The drug, developed decades ago by controversial Texas physician Dr. Stanislaw R. Burzynski and named “antineoplastons,” was banned by the FDA as part of the fallout from Burzynski’s 1995 indictment on multiple charges connected to allegations he violated the federal Food, Drug and Cosmetic Act.

But dozens of cancer survivors who say Burzynski’s drug saved their lives inspired McKenzie’s parents, Ron and Dianne Lowe, to travel two months ago to Texas to meet Burzynski and ask for his help.

The result was the launch of an online and in-person petition drive that’s more than challenging: The family needs at least 100,000 signatures before the federal government will consider McKenzie’s case.

“The Lowes are fighting for their terminally ill little girl, and they deserve the right to explore treatment options that may help her continue to fight her cancer,” Ayotte wrote to FDA commissioner Margaret Hamburg. “Whether or not a terminally ill child is able to receive certain types of care should be a decision made by the family.
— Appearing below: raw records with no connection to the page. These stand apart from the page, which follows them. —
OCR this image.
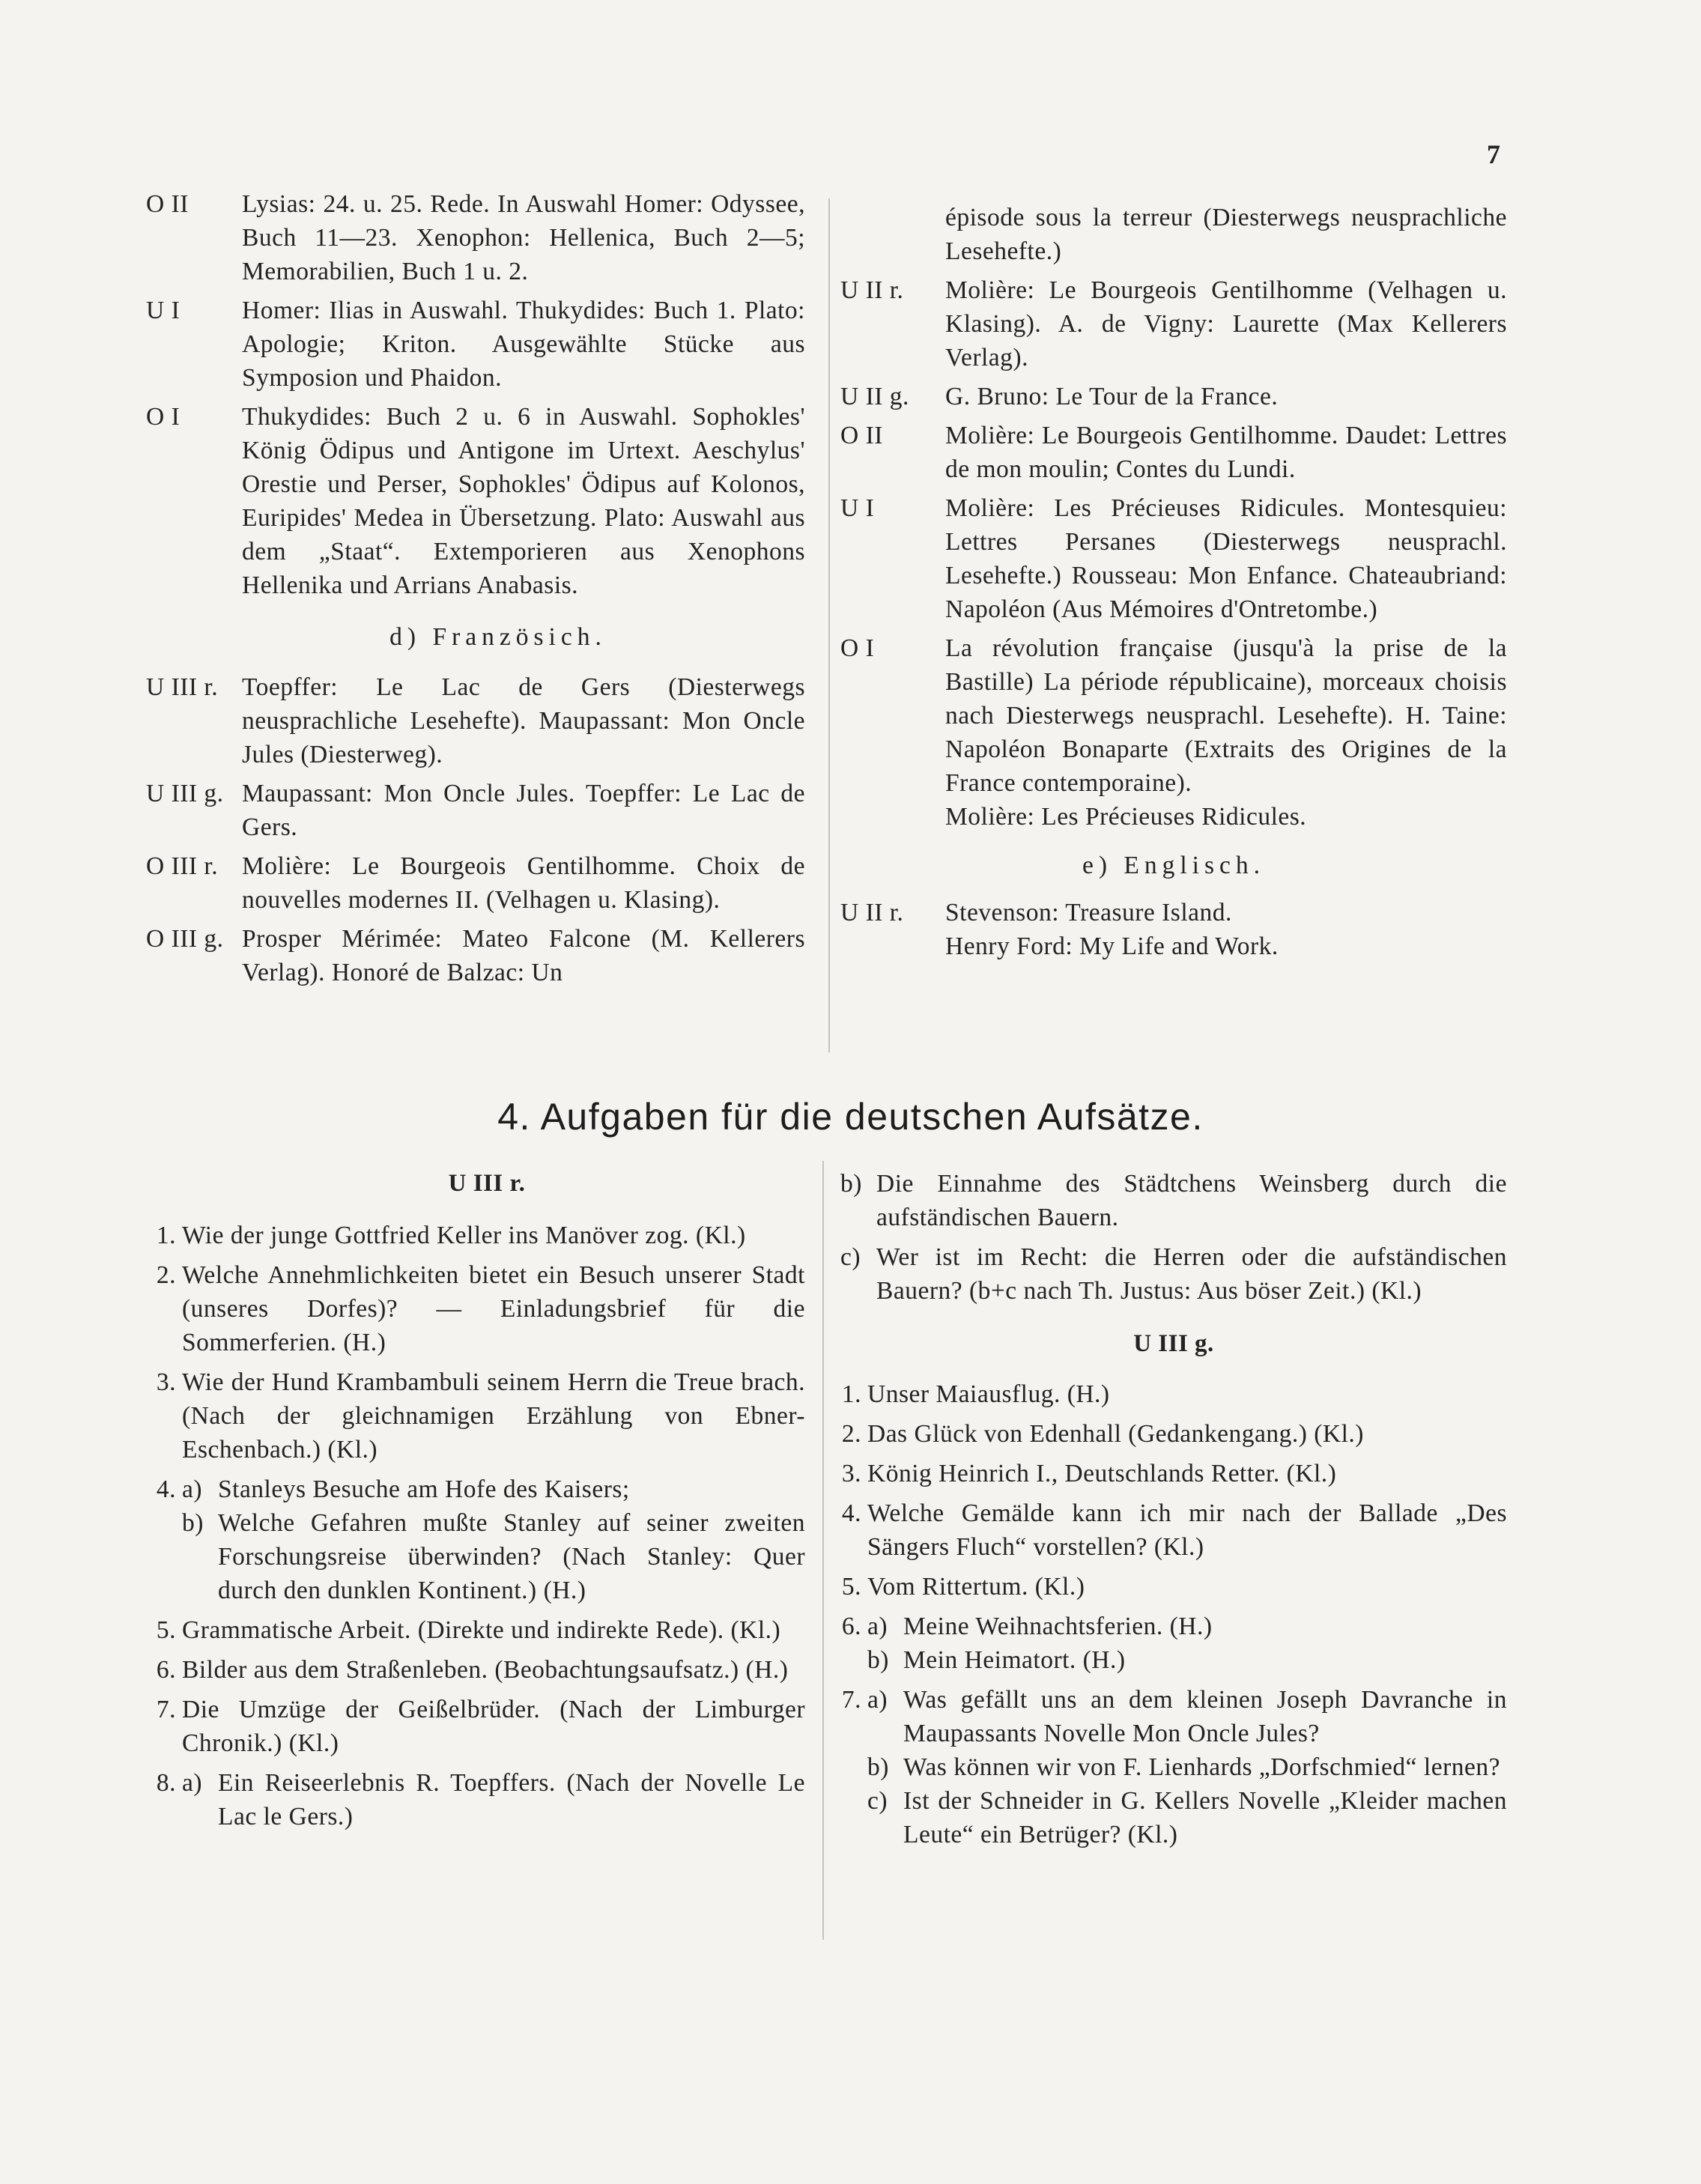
7
O II	Lysias: 24. u. 25. Rede. In Auswahl Homer: Odyssee, Buch 11—23. Xenophon: Hellenica, Buch 2—5; Memorabilien, Buch 1 u. 2.
U I	Homer: Ilias in Auswahl. Thukydides: Buch 1. Plato: Apologie; Kriton. Ausgewählte Stücke aus Symposion und Phaidon.
O I	Thukydides: Buch 2 u. 6 in Auswahl. Sophokles' König Ödipus und Antigone im Urtext. Aeschylus' Orestie und Perser, Sophokles' Ödipus auf Kolonos, Euripides' Medea in Übersetzung. Plato: Auswahl aus dem „Staat“. Extemporieren aus Xenophons Hellenika und Arrians Anabasis.
d) Französich.
U III r. Toepffer: Le Lac de Gers (Diesterwegs neusprachliche Lesehefte). Maupassant: Mon Oncle Jules (Diesterweg).
U III g. Maupassant: Mon Oncle Jules. Toepffer: Le Lac de Gers.
O III r. Molière: Le Bourgeois Gentilhomme. Choix de nouvelles modernes II. (Velhagen u. Klasing).
O III g. Prosper Mérimée: Mateo Falcone (M. Kellerers Verlag). Honoré de Balzac: Un
épisode sous la terreur (Diesterwegs neusprachliche Lesehefte.)
U II r.	Molière: Le Bourgeois Gentilhomme (Velhagen u. Klasing). A. de Vigny: Laurette (Max Kellerers Verlag).
U II g.	G. Bruno: Le Tour de la France.
O II	Molière: Le Bourgeois Gentilhomme. Daudet: Lettres de mon moulin; Contes du Lundi.
U I	Molière: Les Précieuses Ridicules. Montesquieu: Lettres Persanes (Diesterwegs neusprachl. Lesehefte.) Rousseau: Mon Enfance. Chateaubriand: Napoléon (Aus Mémoires d'Ontretombe.)
O I	La révolution française (jusqu'à la prise de la Bastille) La période républicaine), morceaux choisis nach Diesterwegs neusprachl. Lesehefte). H. Taine: Napoléon Bonaparte (Extraits des Origines de la France contemporaine).
Molière: Les Précieuses Ridicules.
e) Englisch.
U II r.	Stevenson: Treasure Island.
Henry Ford: My Life and Work.
4. Aufgaben für die deutschen Aufsätze.
U III r.
1. Wie der junge Gottfried Keller ins Manöver zog. (Kl.)
2. Welche Annehmlichkeiten bietet ein Besuch unserer Stadt (unseres Dorfes)? — Einladungsbrief für die Sommerferien. (H.)
3. Wie der Hund Krambambuli seinem Herrn die Treue brach. (Nach der gleichnamigen Erzählung von Ebner-Eschenbach.) (Kl.)
4. a) Stanleys Besuche am Hofe des Kaisers;
b) Welche Gefahren mußte Stanley auf seiner zweiten Forschungsreise überwinden? (Nach Stanley: Quer durch den dunklen Kontinent.) (H.)
5. Grammatische Arbeit. (Direkte und indirekte Rede). (Kl.)
6. Bilder aus dem Straßenleben. (Beobachtungsaufsatz.) (H.)
7. Die Umzüge der Geißelbrüder. (Nach der Limburger Chronik.) (Kl.)
8. a) Ein Reiseerlebnis R. Toepffers. (Nach der Novelle Le Lac le Gers.)
b) Die Einnahme des Städtchens Weinsberg durch die aufständischen Bauern.
c) Wer ist im Recht: die Herren oder die aufständischen Bauern? (b+c nach Th. Justus: Aus böser Zeit.) (Kl.)
U III g.
1. Unser Maiausflug. (H.)
2. Das Glück von Edenhall (Gedankengang.) (Kl.)
3. König Heinrich I., Deutschlands Retter. (Kl.)
4. Welche Gemälde kann ich mir nach der Ballade „Des Sängers Fluch“ vorstellen? (Kl.)
5. Vom Rittertum. (Kl.)
6. a) Meine Weihnachtsferien. (H.)
b) Mein Heimatort. (H.)
7. a) Was gefällt uns an dem kleinen Joseph Davranche in Maupassants Novelle Mon Oncle Jules?
b) Was können wir von F. Lienhards „Dorfschmied“ lernen?
c) Ist der Schneider in G. Kellers Novelle „Kleider machen Leute“ ein Betrüger? (Kl.)
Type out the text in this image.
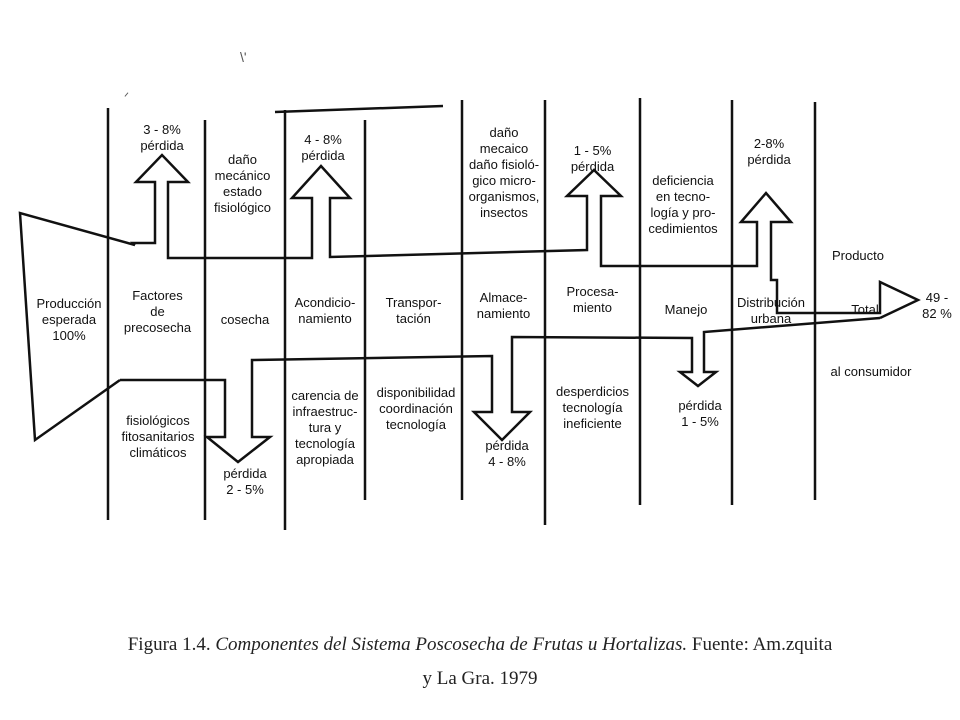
ᐟ
\'
Producción
esperada
100%
Factores
de
precosecha
cosecha
Acondicio-
namiento
Transpor-
tación
Almace-
namiento
Procesa-
miento	Manejo	Distribución
urbana
3 - 8%
pérdida
pérdida
2 - 5%
4 - 8%
pérdida
pérdida
4 - 8%
1 - 5%
pérdida
pérdida
1 - 5%
2-8%
pérdida
fisiológicos
fitosanitarios
climáticos
daño
mecánico
estado
fisiológico
carencia de
infraestruc-
tura y
tecnología
apropiada
disponibilidad
coordinación
tecnología
daño
mecaico
daño fisioló-
gico micro-
organismos,
insectos
desperdicios
tecnología
ineficiente
deficiencia
en tecno-
logía y pro-
cedimientos
Producto
Total
al consumidor
49 -
82 %
Figura 1.4. Componentes del Sistema Poscosecha de Frutas u Hortalizas. Fuente: Am.zquita
y La Gra. 1979
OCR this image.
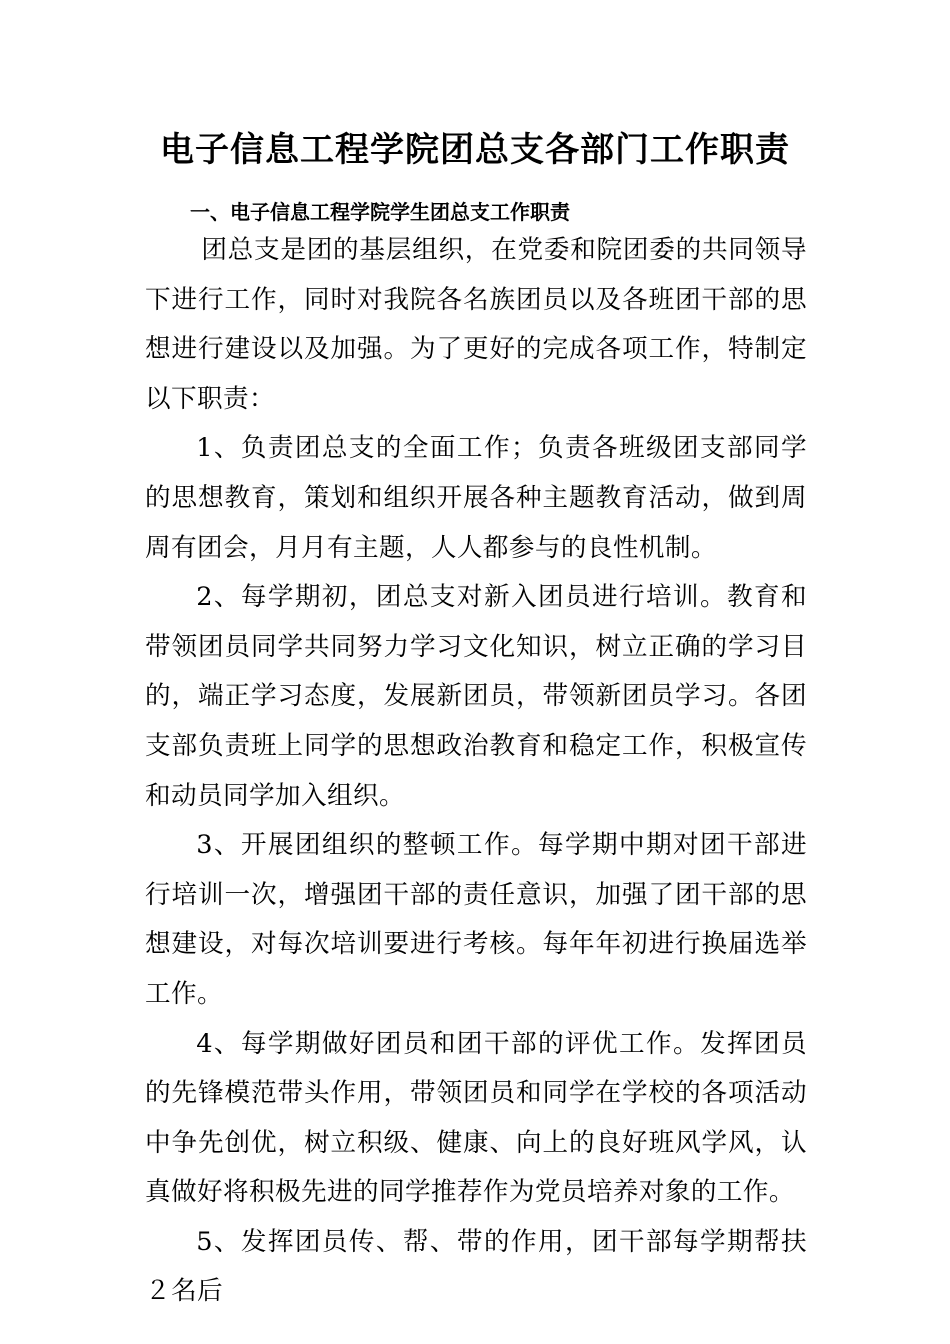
电子信息工程学院团总支各部门工作职责
一、电子信息工程学院学生团总支工作职责

团总支是团的基层组织，在党委和院团委的共同领导下进行工作，同时对我院各名族团员以及各班团干部的思想进行建设以及加强。为了更好的完成各项工作，特制定以下职责：

1、负责团总支的全面工作；负责各班级团支部同学的思想教育，策划和组织开展各种主题教育活动，做到周周有团会，月月有主题，人人都参与的良性机制。

2、每学期初，团总支对新入团员进行培训。教育和带领团员同学共同努力学习文化知识，树立正确的学习目的，端正学习态度，发展新团员，带领新团员学习。各团支部负责班上同学的思想政治教育和稳定工作，积极宣传和动员同学加入组织。

3、开展团组织的整顿工作。每学期中期对团干部进行培训一次，增强团干部的责任意识，加强了团干部的思想建设，对每次培训要进行考核。每年年初进行换届选举工作。

4、每学期做好团员和团干部的评优工作。发挥团员的先锋模范带头作用，带领团员和同学在学校的各项活动中争先创优，树立积级、健康、向上的良好班风学风，认真做好将积极先进的同学推荐作为党员培养对象的工作。

5、发挥团员传、帮、带的作用，团干部每学期帮扶２名后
I would hope the FDA would not stand in the way when no other treatment options are available for an already terminally ill child.”

Ayotte is one of 34,000 people worldwide who have signed the petition, according to Ayotte’s office.

It was only two weeks ago, Dianne Lowe said, that reaching such a number so quickly seemed impossible.

“At first it was just New Hampshire and Massachusetts,” she said of people who signed the online petition, which can be found at www.change.org, and then searching for “McKenzie Lowe.”

“But then it suddenly went viral. There have been 4,000 new (signatures) just today,” she said Tuesday afternoon.

It was McKenzie’s grandfather, Frank LaFountain, who reached out to Ayotte, Lowe said. “He contacted her the other day. He’s been doing so much for McKenzie.”

Ayotte, in her letter to Hamburg, painted a picture of McKenzie as “just like many typical sixth graders in New Hampshire,” except she has the added challenge of battling the condition whose clinical name, diffuse intrinsic pontine glioma, means her tumor is located in the pons, or middle, of the brain stem, which connects the cerebrum with the spinal cord.

The majority of such tumors, according to the American Brain Tumor Association, are diffusely infiltrating, meaning they grow amid the nerves, and are therefore, unable to be surgically removed.

Meanwhile, McKenzie, who was diagnosed a year ago, continues to be upbeat and, according to her mother, is feeling pretty good right now.

“She’s pretty excited watching the numbers keep going up,” Dianne Lowe said of the family’s online petition-watch. “Seeing so many people wanting to help makes her feel really special.”